Les As de la jungle, Pil, Pattie et la colère de Poséidon… Tous ces hits, ce sont eux. Et ce sont eux aussi qui produiront la prochaine série Astérix réalisée par Alain Chabat. Les Toulousains de TAT Studio sont devenus en quelques succès un des poids lourds de l’animation mondiale.

On a eu envie de savoir si leur manière de créer était déjà impactée par les IA génératives. Romain Teysonneyre est directeur technique à TAT depuis 15 ans. Son boulot, c’est de maîtriser toutes les questions techniques qui jalonnent la production d’un film d’animation : comment les artistes vont créer leurs images, quels sont les logiciels qu’ils vont utiliser, comment ils vont s'échanger les données…

Alors, toutes les questions liées à l’intelligence artificielle, il les surveille de très près, car cette rupture technologique est de nature à bouleverser toute sa chaîne de création.
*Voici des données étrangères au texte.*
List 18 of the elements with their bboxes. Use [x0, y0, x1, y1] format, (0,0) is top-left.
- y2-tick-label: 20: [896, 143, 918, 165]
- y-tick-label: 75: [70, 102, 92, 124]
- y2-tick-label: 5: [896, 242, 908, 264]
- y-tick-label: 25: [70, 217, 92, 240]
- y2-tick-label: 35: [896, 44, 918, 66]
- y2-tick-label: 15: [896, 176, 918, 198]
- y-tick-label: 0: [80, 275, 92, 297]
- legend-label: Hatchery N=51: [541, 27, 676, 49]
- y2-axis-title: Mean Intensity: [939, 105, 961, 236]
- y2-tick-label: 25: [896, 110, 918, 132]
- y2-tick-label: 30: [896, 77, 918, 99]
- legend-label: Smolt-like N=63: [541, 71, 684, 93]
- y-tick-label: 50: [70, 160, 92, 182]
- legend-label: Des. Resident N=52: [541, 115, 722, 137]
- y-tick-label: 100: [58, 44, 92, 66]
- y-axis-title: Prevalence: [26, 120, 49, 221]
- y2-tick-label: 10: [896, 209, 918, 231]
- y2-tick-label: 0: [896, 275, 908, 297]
Il nous explique pourquoi nous n’y sommes pas encore

Voici à quoi ressemble un film d’animation vu de dos // @TAT

Comment vous avez vu surgir l’IA ?

Nous faisons de la veille technologique et de la veille artistique aussi. On suit beaucoup d’artistes et on regarde régulièrement ce qu’ils sont capables de produire et comment ils le font. Et là, depuis quelques années, on sent vraiment la grosse poussée des IA génératives. Il y a plein d'outils assez intéressants, Midjourney, Dall E, qui permettent de voir que le niveau monte. Et ces derniers temps, devant le flot d'images générées par l'IA, c’est devenu presque un jeu d'essayer de trouver ce qui est généré par l'IA et ce qui reste fait à la main. On y arrive encore mais ça commence à être de plus en plus dur.

Est-ce que vous l’utilisez aujourd’hui au sein de TAT Studio ?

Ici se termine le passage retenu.